Figure 3: Panel a: Solar spectral heating rate anomalies (K/day/nm) between solar minimum (2008) and maximum (2003) for SOLID. Panels b–d: Differences in solar cycle spectral heating rate anomalies between SOLID and NRLSSI2, SATIRE-S and SORCE.

Besides pure radiative effects of the 11-yr solar cycle to the thermal budget of the atmosphere, the ozone feedback has been analyzed using a 2-D chemistry climate model, which provides a computationally efficient way to characterize atmospheric effects.

 

Figure 4: Solar cycle effects in temperature (left) and ozone (right) for NRLSSI2, CMIP6 and SOLID SSI forcing.

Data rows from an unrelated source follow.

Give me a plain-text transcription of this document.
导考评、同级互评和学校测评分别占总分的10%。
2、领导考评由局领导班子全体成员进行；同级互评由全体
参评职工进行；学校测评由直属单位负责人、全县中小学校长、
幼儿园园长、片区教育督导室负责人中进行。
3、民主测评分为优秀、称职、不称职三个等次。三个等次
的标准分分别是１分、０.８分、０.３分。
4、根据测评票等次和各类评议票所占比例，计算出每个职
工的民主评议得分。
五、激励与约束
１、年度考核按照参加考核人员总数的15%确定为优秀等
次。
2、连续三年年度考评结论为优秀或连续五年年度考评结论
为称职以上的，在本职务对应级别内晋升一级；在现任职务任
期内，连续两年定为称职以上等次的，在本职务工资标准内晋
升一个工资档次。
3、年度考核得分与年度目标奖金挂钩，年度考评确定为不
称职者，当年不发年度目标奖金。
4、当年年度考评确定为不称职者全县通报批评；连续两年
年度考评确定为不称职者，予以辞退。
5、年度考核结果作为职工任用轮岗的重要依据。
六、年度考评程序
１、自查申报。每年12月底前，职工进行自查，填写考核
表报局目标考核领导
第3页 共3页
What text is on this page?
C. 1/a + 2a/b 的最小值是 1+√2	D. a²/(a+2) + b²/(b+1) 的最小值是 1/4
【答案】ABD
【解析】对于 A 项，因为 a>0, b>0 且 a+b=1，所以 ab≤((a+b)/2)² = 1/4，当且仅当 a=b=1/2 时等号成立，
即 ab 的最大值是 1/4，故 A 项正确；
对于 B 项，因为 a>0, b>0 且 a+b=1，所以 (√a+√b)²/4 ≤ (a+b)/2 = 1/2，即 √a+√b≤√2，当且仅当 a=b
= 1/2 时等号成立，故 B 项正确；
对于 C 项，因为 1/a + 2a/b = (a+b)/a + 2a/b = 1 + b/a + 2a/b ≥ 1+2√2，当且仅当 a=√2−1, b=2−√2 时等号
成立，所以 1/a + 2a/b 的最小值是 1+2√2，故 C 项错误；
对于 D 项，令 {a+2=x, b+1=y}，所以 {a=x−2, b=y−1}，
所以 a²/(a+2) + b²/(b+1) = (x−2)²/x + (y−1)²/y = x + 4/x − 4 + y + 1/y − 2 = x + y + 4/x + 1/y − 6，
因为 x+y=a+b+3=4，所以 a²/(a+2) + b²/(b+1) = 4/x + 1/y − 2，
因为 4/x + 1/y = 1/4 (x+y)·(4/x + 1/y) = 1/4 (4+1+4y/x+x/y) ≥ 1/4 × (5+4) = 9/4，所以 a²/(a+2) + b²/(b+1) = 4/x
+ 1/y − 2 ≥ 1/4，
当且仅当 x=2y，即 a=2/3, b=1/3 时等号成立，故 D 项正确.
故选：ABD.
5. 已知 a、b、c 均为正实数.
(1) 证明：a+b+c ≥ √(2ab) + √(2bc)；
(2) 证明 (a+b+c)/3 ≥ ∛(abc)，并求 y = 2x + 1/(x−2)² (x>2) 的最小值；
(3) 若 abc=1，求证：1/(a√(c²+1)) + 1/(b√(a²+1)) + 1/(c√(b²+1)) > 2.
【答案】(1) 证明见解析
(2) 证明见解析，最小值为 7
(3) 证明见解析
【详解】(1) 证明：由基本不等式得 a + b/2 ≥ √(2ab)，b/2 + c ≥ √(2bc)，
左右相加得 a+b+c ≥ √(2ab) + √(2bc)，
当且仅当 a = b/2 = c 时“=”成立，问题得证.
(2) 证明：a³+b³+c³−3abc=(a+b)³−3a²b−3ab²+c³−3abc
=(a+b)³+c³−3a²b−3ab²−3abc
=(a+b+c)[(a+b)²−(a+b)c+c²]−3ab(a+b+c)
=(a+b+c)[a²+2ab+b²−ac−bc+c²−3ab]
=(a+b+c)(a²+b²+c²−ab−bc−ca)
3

Figure 4 shows that the annual mean stratospheric temperature response to the 11-yr solar cycle does not depend critically on the selection of the SSI dataset. SOLID shows comparable anomalies to the NRLSSI2 and the suggested solar forcing for the CMIP6 intercomparison. In all cases, the simulated warming in the stratospause is less than 1 K. The SOLID SSI forcing, however, introduces a slightly weaker ozone response when compared to the NRLSSI2 and CMIP6. CMIP6 and NRLSSI2 simulates essentially the same ozone response, as expected given that the recommended forcing has been derived by blending the NRLSSI2 and SATIRE-S. The simulated ozone solar cycle signature in ozone between 2001 and 2008 for SOLID shows an increase of 1.6% at 3 hPa.

 

The following Deliverables will be provided within WP6:

D6.1) Review report of ongoing and past studies on the use of TSI and SSI [month 4]

D6.2) Report on results from the survey: Determination of the needs of climate and chem.-climate community [month 8] 

D6.3) Determination of the needs of the wider scientific atmospheric and photobiology communities: [month 10] 

D6.4) Recommended time series based on results from WP2, WP4, and WP5 for the user communities: [month 30]

 

References

  • Matthes, K., Funke, B., Barnard, L., Beer, J., Charbonneau, P., Clivard, M., Dudok de Wit, T., Haberreiter, M., Jackman, C. H., Kretzschmar, M. et al., CMIP6 Solar Forcing, in preparation for Geosci. Model Dev (2016).
  • Schöll, M., Dudok de Wit, T., Kretzschmar, M., Haberreiter, M., Making of a solar spectral irradiance data set: data and methods, Journal of Space Weather and Space Climate, in press, (2016a).